Seitdem künden in Mainz riesige Transparente von großer Freude über die Aufnahme in diese exklusive Liste. Auch in den beiden anderen Städten steigt inzwischen das Interesse von Bewohnern, aber auch Touristen, an den Weltkulturerbe-Stätten. Konkret sind dies der »Judenhof Speyer« im Zentrum der mittelalterlichen Kernstadt und in Worms der Synagogenbezirk im Kern des ehemaligen jüdischen Viertels. In beiden Städten befinden sich Synagoge, Frauenschul, Jeschiwa und Mikwe aus dem 12. und den folgenden Jahrhunderten.

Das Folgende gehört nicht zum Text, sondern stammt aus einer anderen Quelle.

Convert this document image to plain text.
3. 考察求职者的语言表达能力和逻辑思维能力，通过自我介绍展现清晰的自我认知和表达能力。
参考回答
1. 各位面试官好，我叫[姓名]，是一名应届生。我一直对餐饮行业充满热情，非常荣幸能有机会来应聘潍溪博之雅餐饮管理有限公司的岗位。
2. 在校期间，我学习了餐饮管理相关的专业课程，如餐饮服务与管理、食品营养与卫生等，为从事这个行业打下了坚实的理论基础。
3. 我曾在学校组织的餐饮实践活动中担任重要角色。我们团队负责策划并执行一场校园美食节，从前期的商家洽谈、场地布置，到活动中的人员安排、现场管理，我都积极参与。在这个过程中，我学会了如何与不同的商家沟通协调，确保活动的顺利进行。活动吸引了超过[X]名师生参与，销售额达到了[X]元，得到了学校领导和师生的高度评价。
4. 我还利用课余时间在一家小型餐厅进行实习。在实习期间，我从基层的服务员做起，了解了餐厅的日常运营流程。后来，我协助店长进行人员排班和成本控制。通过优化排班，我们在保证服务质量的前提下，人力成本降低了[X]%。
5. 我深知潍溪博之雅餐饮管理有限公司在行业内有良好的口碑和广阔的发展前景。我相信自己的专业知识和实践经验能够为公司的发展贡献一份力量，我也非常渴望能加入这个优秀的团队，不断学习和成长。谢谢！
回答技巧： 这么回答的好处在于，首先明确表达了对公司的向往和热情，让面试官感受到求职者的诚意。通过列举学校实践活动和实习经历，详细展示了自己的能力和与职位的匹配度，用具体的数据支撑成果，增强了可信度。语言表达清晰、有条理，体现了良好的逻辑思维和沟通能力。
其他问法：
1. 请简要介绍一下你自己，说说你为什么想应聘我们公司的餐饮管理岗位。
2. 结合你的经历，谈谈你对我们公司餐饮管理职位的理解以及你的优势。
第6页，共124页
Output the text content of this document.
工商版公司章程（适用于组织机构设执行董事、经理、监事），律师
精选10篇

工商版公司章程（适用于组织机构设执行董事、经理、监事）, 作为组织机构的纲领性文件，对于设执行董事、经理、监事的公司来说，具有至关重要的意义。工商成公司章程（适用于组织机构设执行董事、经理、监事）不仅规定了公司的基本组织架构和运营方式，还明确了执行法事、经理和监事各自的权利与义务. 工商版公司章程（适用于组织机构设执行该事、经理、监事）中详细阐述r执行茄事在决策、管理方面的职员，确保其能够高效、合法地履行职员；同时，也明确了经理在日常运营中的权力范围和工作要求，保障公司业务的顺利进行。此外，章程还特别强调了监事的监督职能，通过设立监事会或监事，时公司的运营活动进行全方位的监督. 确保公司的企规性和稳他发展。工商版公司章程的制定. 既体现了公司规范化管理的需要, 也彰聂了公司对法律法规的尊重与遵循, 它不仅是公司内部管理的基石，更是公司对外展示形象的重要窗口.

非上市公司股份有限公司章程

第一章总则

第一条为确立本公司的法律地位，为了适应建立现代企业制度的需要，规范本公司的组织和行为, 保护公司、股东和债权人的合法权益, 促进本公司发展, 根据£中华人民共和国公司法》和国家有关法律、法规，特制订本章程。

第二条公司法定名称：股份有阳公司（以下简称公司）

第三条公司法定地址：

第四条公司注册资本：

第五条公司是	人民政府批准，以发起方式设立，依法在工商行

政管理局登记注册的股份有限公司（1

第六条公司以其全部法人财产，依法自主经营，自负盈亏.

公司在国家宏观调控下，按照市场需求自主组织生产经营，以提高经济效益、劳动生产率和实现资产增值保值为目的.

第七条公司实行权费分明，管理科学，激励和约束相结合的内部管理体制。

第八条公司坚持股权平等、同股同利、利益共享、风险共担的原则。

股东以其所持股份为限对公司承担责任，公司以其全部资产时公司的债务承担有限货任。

friedhöfe Zu den Ensembles und Monumenten kommen die beiden jüdischen Friedhöfe hinzu: In Worms ist dies der »Heilige Sand«, in Mainz ist es der Friedhof »Auf dem Judensand«. Alle Orte sollen künftig mithilfe neuer Informationszentren der Vermittlung dienen. Dadurch soll auch darüber aufgeklärt werden, dass sich hier quasi die Wiege des Judentums in Europa befindet, denn dort wirkten Schriftgelehrte, deren Lehren noch heute von Bedeutung sind.

Touristen können neben Fotos auch »etwas Jüdisches in ihre Herzen mitnehmen«.

Die Vorsitzende der Jüdischen Kultusgemeinde Mainz-Rheinhessen, Anna Kischner, erinnerte in ihrer Rede am 1. Februar an die Tradition von »Magenza«: »Hierhin kamen Männer aus ganz Europa zum Studium.« Auch Frauen seien bereits in vergangenen Jahrhunderten Teil der Entwicklung gewesen.

Glück Sie erinnere sich gut an den Sommertag 2021, als »um genau 15.47 Uhr« die UNESCO-Entscheidung bekannt wurde. Das habe sie mit Freude und Glück erfüllt, aber auch an helle und dunkle Momente der Geschichte erinnert. Sie wünsche sich nun, dass die Stätten mit Leben erfüllt würden, dass auch Touristen nicht nur Fotos machten, sondern »etwas Jüdisches in ihre Herzen mitnehmen«. Kischner dankte den vielen Menschen, die dieses Projekt vorbereitet hatten, und versprach: »Wir geben unser Bestes, damit die Ahnen von SchUM mit unserem Werk zufrieden sind.«

UNESCO-Generaldirektorin Audrey Azoulay, die mit ihrem Besuch aus Paris die große Bedeutung dieses Prädikats unterstrich, sprach von einem »mächtigen Symbol«. Damit erkenne die internationale Gemeinschaft die historische Bedeutung des jüdischen Beitrags zur europäischen Geschichte an. »Hier steht die Wiege eines kulturellen und philosophischen Raumes«, sagte Azoulay.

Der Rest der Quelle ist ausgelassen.